Sales of antibiotics for livestock have fallen to a four-year low – putting the farming industry on track to meet targets to tackle antibiotic resistance.
But medical experts say more must be done to combat what remains a growing threat to human health.
Overall sales of antibiotics by weight dropped by 9% from 2014 to 2015, while sales for livestock dropped 10% from 62mg/kg to 56mg/kg, said Defra on Thursday (17 November).
This continues a 10-year decline and puts the UK on track to reach its 50mg/kg target by 2018.

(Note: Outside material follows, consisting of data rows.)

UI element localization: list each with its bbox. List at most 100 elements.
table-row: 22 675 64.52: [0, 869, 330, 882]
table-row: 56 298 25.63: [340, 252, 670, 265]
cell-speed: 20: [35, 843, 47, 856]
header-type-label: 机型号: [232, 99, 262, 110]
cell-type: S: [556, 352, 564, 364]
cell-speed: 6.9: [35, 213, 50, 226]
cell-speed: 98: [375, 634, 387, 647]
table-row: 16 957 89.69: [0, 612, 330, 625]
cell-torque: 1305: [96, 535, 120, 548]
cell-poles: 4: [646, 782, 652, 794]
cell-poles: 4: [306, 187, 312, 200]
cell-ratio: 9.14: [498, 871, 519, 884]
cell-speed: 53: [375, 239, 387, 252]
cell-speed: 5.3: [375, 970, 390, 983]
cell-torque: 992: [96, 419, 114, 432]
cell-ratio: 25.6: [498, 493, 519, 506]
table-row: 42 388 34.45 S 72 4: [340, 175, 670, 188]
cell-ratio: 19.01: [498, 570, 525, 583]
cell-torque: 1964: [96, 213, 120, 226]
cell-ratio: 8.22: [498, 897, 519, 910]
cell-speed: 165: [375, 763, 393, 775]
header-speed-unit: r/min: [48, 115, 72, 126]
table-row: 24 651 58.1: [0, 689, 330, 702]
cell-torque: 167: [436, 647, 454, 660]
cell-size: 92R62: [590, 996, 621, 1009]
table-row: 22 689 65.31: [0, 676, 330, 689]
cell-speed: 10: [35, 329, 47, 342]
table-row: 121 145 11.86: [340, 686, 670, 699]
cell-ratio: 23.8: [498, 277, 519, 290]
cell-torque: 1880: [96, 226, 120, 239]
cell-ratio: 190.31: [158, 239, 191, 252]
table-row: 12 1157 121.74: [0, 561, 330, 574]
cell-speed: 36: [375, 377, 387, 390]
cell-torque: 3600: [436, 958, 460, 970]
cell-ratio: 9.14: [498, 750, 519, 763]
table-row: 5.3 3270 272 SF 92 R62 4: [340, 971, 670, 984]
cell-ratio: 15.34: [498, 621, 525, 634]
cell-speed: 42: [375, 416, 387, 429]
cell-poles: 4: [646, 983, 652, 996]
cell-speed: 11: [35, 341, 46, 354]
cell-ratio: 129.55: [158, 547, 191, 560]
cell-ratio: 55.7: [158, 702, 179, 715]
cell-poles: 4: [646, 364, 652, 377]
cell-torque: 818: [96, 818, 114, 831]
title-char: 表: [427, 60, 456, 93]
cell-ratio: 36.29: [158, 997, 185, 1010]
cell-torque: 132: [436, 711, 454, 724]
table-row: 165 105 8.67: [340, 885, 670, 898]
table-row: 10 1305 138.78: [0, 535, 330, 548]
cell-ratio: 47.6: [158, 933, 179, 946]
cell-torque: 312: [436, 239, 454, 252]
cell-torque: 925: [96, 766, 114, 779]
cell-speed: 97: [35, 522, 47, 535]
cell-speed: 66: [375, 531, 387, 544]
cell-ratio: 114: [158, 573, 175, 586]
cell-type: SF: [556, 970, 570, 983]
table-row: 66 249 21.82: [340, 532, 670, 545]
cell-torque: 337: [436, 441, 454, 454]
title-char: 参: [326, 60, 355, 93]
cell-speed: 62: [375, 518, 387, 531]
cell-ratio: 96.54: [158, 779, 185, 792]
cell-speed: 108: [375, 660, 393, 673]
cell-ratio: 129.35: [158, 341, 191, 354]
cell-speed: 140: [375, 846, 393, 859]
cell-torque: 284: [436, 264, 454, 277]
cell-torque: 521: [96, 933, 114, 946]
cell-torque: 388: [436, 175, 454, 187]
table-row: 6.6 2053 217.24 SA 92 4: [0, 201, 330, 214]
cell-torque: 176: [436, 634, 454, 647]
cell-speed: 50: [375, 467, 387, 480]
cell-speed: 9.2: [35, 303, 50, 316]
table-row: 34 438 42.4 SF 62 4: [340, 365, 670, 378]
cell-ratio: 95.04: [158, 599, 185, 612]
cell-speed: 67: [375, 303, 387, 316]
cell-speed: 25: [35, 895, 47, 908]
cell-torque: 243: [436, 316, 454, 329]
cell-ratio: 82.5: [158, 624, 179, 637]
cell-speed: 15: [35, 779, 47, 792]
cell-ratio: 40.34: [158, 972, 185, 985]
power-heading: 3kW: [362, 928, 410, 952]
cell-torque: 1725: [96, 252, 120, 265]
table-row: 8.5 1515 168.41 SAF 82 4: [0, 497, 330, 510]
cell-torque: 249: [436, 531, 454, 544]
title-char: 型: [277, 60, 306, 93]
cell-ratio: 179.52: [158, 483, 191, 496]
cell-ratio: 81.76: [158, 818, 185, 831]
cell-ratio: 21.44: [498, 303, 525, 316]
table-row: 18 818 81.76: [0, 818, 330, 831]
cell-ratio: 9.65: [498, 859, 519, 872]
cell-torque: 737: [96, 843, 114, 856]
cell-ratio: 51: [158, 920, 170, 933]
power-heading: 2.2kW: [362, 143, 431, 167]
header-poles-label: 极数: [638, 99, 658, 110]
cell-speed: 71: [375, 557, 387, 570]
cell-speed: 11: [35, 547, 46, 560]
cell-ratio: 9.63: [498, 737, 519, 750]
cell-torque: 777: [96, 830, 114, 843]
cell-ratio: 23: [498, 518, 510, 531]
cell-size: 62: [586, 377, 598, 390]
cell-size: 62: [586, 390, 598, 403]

As well as the overall reduction, the Defra report shows a drop in sales of the highest priority antibiotics described as “critically important for humans”.
Sales of these made up just over 1% of all antibiotics sold for use in animals during 2015.
See also: Doctors call for ban on farm antibiotics
Defra minister Lord Gardiner said: “Antibiotic resistance is the biggest threat to modern medicine and we must act now to help keep antibiotics effective for future generations.
This report shows the hard work of our vets and farmers is already making a real impact.”
Experts have warned that antibiotic resistance could be responsible for 10 million human deaths a year by 2050 unless use is reduced.
This week – World Antibiotics Awareness Week 2016 – a group of prominent medical experts called for more action to tackle the problem (see box).
The poultry and livestock sectors have already taken steps to cut antibiotic use and continue to do so.
The poultrymeat industry almost halved its use of critically important antibiotics from 2012 to 2015. The UK pig industry has launched an online system to record and control antibiotic use.
Ruma, the agricultural and food industry alliance which promotes responsible use of medicines in farm animals, said the latest figures showed that the “hard work” taking place in the farming industry over the past couple of years was already paying off.
Ruma secretary general John FitzGerald said: “This is a complex challenge and it’s a fine balance to reduce and refine use of antibiotics without compromising animal welfare.
“These results bode well for the 2016 figures as momentum builds in tackling the challenge of antibiotic resistance.”
UK chief vet Nigel Gibbens said: “Those who work with animals have a key role to play in the global fight against antibiotic resistance to monitor use and reduce it wherever we can.
“Clearly, we must not ease up in our efforts, but it is great to see that we are on track.”
Farmers using antibiotics in livestock for medicinal purposes must observe a safe withdrawal period before an animal go to slaughter or their products are sold to consumers.